Due suoi calciatori (Leo Messi e Kylian Mbappé) erano stati i protagonisti dell’epica finale fra Argentina e Francia. Aggiunti al terzo tenore (Neymar) in una squadra costruita per vincere anche in Europa, davano un senso d’invincibilità per la ripresa della stagione di club interrotta in modo anomalo nel mezzo del suo svolgimento. Invece la realtà ha dato risposte spietate. Il Psg ha fallito un’altra volta in Europa e ha vinto la Ligue 1 per un soffio. E al termine della stagione due dei tre tenori (Messi e Neymar) hanno preferito migrare verso campionati emergenti piuttosto che insistere nella frutrante caccia alla Champions League.

Se ne sarebbe andato il terzo tenore, se non fosse che il plenipotenziario delle politiche sportive dell’emirato, Nasser Al Kehlaïfi, ha stoppato tutto e non demorde dall’intenzione di far rinnovare il contratto di Mbappé con offerte indecenti. Ma quest’anno 2023 è stato per i qatarioti un momento di rigerarchizzazione geopolitica, sia nel calcio che fuori dal calcio.

L’esagerato protagonismo dei sauditi ha ristabilito un ordine geopolitico regionale e cambiato le mappe economiche e mentali del calcio globale. In quelle mappe il Qatar è stato clamorosamente oscurato, a meno di un anno di distanza dal mondiale casalingo. E in questo senso, il fallito tentativo di dare la scalata al Manchester United è stato un segno non incoraggiante.

L’impressione che si ricava dalle vicende di questa estate è che nelle stanze della Qatar Sports Investments (QSI) abbiano preso rapidamente coscienza del mutamento di quadro.

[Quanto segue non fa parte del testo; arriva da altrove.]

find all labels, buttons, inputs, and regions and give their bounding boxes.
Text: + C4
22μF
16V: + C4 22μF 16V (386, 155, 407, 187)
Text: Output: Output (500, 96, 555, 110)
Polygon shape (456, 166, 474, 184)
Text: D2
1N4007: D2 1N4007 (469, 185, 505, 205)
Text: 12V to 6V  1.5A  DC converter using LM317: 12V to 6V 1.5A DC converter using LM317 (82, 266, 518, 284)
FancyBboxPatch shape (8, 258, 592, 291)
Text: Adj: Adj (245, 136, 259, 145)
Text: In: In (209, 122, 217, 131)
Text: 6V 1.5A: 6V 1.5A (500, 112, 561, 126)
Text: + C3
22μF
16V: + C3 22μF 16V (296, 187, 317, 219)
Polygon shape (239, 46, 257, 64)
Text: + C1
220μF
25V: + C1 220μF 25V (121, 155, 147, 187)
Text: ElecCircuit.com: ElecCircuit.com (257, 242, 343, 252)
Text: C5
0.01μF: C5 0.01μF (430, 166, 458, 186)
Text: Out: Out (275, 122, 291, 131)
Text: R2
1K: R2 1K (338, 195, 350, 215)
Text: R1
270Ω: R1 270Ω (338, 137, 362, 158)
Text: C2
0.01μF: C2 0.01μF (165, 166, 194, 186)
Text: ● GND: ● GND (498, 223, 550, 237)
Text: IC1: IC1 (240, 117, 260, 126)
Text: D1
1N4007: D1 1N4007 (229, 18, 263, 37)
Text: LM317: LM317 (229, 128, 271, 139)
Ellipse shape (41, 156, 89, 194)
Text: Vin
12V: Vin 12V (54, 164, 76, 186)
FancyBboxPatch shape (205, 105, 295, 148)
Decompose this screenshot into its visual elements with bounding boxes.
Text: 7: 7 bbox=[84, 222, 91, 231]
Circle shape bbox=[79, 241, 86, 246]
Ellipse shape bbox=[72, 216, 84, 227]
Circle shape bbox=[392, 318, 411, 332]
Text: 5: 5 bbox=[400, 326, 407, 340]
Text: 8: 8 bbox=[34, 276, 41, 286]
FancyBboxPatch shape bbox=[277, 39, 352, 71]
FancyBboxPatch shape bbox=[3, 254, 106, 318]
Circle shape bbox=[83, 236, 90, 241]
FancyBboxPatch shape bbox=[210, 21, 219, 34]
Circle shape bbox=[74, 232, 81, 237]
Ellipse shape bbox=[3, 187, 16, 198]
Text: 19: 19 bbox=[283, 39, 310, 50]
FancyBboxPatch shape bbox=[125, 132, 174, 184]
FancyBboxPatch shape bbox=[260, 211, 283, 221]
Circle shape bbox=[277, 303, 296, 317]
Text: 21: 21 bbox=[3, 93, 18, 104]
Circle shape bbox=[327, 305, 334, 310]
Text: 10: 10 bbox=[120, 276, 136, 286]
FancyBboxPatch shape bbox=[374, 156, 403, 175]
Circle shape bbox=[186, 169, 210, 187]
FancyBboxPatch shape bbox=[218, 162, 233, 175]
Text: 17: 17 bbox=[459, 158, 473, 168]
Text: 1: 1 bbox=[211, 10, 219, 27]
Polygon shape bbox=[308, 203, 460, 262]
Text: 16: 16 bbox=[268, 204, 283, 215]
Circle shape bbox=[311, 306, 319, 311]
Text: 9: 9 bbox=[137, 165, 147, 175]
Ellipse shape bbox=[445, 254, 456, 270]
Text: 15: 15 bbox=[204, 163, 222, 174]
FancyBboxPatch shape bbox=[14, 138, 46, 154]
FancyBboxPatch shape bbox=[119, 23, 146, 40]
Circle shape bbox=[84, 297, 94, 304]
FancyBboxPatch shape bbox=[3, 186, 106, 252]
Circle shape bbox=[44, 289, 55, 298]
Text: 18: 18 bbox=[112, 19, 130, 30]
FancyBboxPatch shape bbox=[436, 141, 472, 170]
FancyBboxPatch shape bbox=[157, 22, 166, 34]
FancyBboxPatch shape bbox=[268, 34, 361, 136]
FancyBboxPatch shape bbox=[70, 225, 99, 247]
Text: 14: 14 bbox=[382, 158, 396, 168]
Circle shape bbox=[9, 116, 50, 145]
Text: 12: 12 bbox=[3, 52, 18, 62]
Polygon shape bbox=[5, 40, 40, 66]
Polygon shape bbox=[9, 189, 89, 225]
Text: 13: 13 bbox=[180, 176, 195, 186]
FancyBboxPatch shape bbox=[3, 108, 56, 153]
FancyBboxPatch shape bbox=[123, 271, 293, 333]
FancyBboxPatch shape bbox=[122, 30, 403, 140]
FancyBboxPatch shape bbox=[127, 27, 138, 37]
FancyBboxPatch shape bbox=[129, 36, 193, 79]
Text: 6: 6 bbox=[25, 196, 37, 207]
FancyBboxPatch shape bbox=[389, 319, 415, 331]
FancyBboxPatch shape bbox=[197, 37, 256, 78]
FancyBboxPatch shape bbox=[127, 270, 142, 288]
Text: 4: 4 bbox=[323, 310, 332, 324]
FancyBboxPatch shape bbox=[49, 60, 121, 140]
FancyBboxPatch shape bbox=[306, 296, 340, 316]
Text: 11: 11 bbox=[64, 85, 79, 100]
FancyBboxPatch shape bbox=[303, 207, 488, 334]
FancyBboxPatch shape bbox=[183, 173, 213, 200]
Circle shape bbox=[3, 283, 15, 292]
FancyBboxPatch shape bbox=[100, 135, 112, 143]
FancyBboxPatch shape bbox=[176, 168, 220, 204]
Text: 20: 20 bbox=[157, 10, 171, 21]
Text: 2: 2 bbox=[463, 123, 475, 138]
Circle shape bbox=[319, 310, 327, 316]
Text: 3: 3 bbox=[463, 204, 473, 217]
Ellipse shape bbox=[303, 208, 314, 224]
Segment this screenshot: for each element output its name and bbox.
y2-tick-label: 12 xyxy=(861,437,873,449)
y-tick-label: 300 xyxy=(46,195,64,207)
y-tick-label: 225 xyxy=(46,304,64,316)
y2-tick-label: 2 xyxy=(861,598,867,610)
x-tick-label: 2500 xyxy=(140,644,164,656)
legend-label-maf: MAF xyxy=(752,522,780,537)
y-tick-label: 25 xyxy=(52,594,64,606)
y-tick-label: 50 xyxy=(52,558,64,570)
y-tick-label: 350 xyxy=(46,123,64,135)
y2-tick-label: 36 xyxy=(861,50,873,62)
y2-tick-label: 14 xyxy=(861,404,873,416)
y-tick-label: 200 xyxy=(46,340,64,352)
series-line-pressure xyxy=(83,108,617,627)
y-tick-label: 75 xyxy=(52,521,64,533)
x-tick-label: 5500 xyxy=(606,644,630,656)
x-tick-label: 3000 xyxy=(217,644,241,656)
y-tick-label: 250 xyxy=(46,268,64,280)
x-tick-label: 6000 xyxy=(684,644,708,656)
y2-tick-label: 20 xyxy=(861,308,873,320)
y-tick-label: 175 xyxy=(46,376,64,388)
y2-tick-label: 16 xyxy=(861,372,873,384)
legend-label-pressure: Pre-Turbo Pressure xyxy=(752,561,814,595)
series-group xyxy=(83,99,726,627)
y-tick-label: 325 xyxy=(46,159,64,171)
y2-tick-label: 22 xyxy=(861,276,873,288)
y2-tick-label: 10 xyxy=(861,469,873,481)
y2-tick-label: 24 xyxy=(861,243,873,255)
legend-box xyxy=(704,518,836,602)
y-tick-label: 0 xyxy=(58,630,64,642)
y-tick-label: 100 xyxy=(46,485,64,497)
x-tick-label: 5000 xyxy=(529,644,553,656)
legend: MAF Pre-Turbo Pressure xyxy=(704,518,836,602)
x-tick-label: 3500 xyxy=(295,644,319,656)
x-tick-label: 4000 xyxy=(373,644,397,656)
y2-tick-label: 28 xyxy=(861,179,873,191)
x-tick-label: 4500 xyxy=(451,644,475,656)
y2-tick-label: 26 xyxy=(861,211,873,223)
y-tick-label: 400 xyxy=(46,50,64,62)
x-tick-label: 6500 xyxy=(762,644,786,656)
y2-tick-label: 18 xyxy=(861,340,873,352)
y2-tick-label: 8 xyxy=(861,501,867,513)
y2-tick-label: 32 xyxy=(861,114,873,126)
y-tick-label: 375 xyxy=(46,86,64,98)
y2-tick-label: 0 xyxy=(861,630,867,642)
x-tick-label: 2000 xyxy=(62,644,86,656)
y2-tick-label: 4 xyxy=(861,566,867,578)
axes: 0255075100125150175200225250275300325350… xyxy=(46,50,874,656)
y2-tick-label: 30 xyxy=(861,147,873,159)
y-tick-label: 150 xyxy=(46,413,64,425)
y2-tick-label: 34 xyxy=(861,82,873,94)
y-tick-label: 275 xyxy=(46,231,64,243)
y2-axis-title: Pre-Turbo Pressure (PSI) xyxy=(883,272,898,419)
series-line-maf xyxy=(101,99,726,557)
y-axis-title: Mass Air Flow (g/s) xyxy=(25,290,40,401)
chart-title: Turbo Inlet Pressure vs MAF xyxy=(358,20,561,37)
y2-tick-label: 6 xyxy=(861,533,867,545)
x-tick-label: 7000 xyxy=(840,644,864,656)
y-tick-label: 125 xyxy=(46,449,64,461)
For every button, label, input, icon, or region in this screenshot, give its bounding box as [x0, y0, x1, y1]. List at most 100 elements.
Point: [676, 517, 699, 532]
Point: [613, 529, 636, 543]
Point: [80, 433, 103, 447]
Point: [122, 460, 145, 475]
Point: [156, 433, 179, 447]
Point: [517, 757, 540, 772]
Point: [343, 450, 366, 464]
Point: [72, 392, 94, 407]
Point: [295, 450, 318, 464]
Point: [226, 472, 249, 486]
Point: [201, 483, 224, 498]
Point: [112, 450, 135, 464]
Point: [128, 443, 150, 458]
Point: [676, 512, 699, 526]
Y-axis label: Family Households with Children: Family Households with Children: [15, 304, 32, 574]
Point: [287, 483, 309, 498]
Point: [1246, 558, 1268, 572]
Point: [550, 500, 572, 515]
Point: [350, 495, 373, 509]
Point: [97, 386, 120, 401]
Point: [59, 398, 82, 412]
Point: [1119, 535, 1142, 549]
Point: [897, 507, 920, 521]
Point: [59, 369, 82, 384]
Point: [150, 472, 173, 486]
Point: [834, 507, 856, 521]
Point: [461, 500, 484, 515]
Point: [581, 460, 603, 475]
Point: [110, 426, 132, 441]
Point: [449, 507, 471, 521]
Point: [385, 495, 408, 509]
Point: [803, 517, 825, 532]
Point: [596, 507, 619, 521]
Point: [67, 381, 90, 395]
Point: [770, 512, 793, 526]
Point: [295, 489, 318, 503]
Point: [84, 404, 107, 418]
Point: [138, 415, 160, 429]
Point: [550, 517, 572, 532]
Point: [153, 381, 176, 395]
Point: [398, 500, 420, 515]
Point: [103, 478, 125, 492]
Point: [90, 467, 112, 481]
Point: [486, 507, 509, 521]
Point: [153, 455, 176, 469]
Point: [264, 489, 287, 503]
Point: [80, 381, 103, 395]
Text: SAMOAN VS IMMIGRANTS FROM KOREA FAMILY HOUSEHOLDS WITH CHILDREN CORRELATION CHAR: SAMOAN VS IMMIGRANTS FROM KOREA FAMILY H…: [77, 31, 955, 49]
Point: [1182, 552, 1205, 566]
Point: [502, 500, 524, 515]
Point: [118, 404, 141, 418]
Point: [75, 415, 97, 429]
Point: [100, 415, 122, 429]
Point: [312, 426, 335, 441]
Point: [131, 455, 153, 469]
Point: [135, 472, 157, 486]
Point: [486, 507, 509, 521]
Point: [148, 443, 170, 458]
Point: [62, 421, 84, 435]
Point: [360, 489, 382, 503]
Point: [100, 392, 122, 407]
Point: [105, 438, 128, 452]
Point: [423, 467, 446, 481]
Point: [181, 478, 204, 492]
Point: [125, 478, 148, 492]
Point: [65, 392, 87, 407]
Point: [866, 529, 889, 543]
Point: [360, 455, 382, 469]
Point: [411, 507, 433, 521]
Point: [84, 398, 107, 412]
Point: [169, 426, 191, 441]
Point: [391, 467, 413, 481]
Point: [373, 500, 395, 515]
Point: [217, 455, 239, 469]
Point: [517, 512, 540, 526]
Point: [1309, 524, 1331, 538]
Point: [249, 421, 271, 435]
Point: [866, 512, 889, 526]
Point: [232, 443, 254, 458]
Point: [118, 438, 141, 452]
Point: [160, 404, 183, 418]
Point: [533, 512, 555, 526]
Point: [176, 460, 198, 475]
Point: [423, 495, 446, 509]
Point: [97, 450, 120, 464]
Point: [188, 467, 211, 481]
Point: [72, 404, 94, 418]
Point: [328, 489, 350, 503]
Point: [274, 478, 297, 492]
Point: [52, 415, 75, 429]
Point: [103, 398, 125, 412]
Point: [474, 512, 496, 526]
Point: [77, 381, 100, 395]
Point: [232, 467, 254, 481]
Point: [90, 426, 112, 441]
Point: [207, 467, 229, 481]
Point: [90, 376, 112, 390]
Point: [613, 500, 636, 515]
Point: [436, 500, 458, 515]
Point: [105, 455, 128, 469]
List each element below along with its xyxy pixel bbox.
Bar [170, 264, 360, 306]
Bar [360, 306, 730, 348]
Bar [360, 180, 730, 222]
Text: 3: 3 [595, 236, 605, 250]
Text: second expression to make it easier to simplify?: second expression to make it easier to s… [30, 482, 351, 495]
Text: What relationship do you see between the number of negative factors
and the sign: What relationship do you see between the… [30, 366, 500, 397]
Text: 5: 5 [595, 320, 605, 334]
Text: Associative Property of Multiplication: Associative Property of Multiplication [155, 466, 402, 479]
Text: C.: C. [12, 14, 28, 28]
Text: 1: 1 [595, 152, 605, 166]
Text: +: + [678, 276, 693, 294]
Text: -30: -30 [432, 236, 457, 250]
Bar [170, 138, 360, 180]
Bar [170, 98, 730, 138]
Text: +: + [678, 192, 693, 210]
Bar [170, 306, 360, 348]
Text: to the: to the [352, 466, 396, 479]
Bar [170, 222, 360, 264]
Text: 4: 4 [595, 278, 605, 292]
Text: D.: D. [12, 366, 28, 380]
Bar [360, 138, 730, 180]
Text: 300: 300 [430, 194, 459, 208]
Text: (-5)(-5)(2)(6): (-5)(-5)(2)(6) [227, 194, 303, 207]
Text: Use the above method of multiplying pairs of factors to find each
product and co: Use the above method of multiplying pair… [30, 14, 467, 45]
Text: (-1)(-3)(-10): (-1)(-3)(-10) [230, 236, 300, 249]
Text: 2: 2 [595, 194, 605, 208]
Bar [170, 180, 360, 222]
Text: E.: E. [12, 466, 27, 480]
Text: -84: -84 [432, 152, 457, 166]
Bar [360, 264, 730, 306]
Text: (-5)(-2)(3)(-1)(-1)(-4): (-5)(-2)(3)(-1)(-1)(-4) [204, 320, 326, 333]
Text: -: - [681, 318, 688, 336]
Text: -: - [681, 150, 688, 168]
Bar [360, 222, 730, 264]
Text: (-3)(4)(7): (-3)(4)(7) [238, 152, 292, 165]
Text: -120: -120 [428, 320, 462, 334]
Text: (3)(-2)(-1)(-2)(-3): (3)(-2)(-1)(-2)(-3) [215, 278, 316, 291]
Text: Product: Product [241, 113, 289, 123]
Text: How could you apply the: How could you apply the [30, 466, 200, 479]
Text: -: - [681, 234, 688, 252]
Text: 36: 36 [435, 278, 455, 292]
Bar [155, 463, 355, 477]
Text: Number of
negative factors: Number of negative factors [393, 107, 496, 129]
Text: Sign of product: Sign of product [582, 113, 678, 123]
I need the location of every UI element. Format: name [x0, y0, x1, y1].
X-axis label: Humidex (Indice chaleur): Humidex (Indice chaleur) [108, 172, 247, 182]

Del resto, sfidare il colosso saudita sarebbe improponibile. L’avanzata di Riad era solo questione di tempo. Dunque per l’emirato si tratta adesso di consolidare il patrimonio di geopolitica sportiva acquisito e procedere per ulteriori e misurati gradi di crescita. I qatarioti si sono appena annessi il padel mondiale e nel 2027 ospiteranno i mondiali di basket. In questo nuovo quadro della situazione, il Psg continuerà a essere una potenza del calcio europeo ma si muoverà con maggior ragionevolezza. Chi non vuol rimanere, se ne vada. Ma finché rimane a Parigi dia il massimo.

La logica del matrimonio d’interesse, che deve produrre utilità fino a quando dura. Mbappé e QSI l’hanno capito e agiscono di conseguenza.